You talking to me?!

Ah, the sweet, dim glow of The Silent Fang. The kind of place where every corner holds a story, most of them involving a knife, a betrayal, or—if you're lucky—a bottle of overpriced whiskey. It's like home, if home were filled with people who'd kill you for looking at them funny. Cozy, right?

I pushed open the heavy wooden door, stepping into the familiar haze of smoke and tension. The air smelled like burnt cigars and regret, but what did you expect from a pub where the most notorious assassins gathered to "network"? Networking here meant figuring out whose wallet to drain and whose throat to slit, in that order.

Oh, and in case you're wondering, yes, I've been here before. Deku—that's the alias, by the way—is sort of a legend in these circles. They don't know what I look like, though, because I've got this whole mysterious, no-one-knows-who-I-am vibe going on. Or at least I did.

Sliding onto a barstool, I tapped the counter. "Whiskey, no ice. The good stuff, not the rat piss you served me last time."

The bartender, an older beta with a scar running across his face, gave me a once-over but said nothing. He poured the drink and slid it toward me without a word. That's the thing about this place—people don't ask questions.

"Thanks," I said, lifting the glass. "To not dying another day."

I downed it in one go, savoring the burn, and then scanned the room. Killers, thieves, mercenaries—you name it, they were all here. Most of them minding their own business, which suited me just fine. I wasn't here to make friends; I was here to find work.

But of course, peace never lasts.

"Hey, kid," came a gruff voice from somewhere behind me.

Oh great. Here we go.

I turned slowly, fixing my best disinterested look on the guy speaking. He was huge—muscles for days and a face that looked like it had lost a fight with a meat grinder. Charming.

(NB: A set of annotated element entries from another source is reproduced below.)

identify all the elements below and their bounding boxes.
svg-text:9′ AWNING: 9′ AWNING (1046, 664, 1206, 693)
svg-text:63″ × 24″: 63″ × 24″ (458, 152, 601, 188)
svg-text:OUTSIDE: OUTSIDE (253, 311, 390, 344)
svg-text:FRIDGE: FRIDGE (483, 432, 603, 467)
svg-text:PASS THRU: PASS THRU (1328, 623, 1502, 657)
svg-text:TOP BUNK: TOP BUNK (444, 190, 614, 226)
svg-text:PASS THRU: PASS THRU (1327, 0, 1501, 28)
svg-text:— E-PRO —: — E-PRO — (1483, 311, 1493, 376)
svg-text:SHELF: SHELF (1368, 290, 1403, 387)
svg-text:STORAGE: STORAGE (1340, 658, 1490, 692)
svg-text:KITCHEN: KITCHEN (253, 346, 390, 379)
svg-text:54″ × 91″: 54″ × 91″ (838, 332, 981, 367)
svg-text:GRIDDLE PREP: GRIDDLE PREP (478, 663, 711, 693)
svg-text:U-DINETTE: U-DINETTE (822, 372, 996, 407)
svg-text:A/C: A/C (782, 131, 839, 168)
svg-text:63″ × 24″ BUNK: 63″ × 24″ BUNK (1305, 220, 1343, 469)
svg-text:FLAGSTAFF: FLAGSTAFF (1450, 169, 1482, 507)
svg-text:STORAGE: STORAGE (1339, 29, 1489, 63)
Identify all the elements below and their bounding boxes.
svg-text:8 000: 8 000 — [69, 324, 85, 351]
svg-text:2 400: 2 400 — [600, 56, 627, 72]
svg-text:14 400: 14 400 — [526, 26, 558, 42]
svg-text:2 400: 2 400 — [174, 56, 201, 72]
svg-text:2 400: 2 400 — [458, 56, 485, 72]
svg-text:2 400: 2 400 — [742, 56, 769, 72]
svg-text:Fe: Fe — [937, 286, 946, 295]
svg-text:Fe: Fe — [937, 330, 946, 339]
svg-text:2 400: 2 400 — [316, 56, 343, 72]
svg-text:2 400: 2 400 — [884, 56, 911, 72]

"You talking to me?" I asked, tilting my head.

"You're in my seat," he growled.

Ah, classic tough guy line. Points for originality.

I glanced around. The pub was half-empty, plenty of open seats everywhere. "Really? Your seat? Funny, I don't see your name on it. Did you forget your crayon at home?"

That earned me a few snickers from the nearby tables. Meat Grinder Face didn't look amused.

"Listen here, punk," he said, stepping closer. "You either move, or I move you. Your choice."

Now, most people would probably back down at this point. But me? Oh no. Backing down isn't in my vocabulary. Instead, I smiled—sweet, innocent, and just shy of I'm about to ruin your whole day.

"Move me, then," I said, leaning back against the bar and spreading my arms wide. "Go ahead. Make my night."

The room went quiet, the kind of quiet that only happens when everyone senses a fight brewing. And then, because the universe has a sick sense of humor, my ears twitched.

Yeah, you heard that right. My snow leopard ears. They popped up without warning, followed by my tail swishing behind me.

Perfect timing, as always.

A few gasps rippled through the crowd. "Wait a second," someone whispered. "Is that... Deku?"

Oh, for fuck's sake.

Meat Grinder Face took a step back, eyes widening. "You're Deku?"

I sighed, cracking my knuckles. "Congratulations, genius. You figured it out. Now what?"

What happened next was predictable: chaos.

The guy lunged at me, and I ducked, spinning out of my seat and delivering a sharp elbow to his gut. He doubled over, and I followed up with a knee to his face, sending him sprawling onto the floor.

Of course, that wasn't the end of it. This was a pub full of assassins, after all. The second I landed that hit, half the room decided they wanted a piece of me.

"Really?" I muttered, dodging a wild swing from some wannabe with a broken bottle. "All of you? At once? Isn't that a little unfair?"

Not that I was complaining. A good brawl was exactly what I needed to blow off some steam.

I moved like lightning, ducking, weaving, and landing hits with precision. A punch to the jaw here, a roundhouse kick there—every move calculated, every strike landing where it hurt the most.

One guy tried to grab my tail. Big mistake. I spun around and slammed his head into the bar, sending bottles crashing to the floor.

Another thought he could catch me off guard with a knife. Cute. I disarmed him in seconds, twisting his wrist until he dropped the blade, then kicked him into a table that collapsed under his weight.

"Come on," I said, grinning like a maniac. "Is that the best you've got?"

They kept coming, but it didn't matter. This was my element—chaos, adrenaline, and the sweet satisfaction of watching grown men crumble under my fists.

By the time it was over, the pub was a wreck. Broken chairs, shattered glass, and a handful of groaning bodies littered the floor. I stood in the middle of it all, breathing hard but victorious.

The bartender stared at me, his expression somewhere between impressed and horrified. "You're paying for this," he said flatly.

I shrugged, brushing some dust off my jacket. "Put it on my tab."

And with that, I walked out, leaving the carnage behind me.

Moral of the story? Don't mess with Deku.

Or, you know, maybe just don't pick fights in assassin pubs.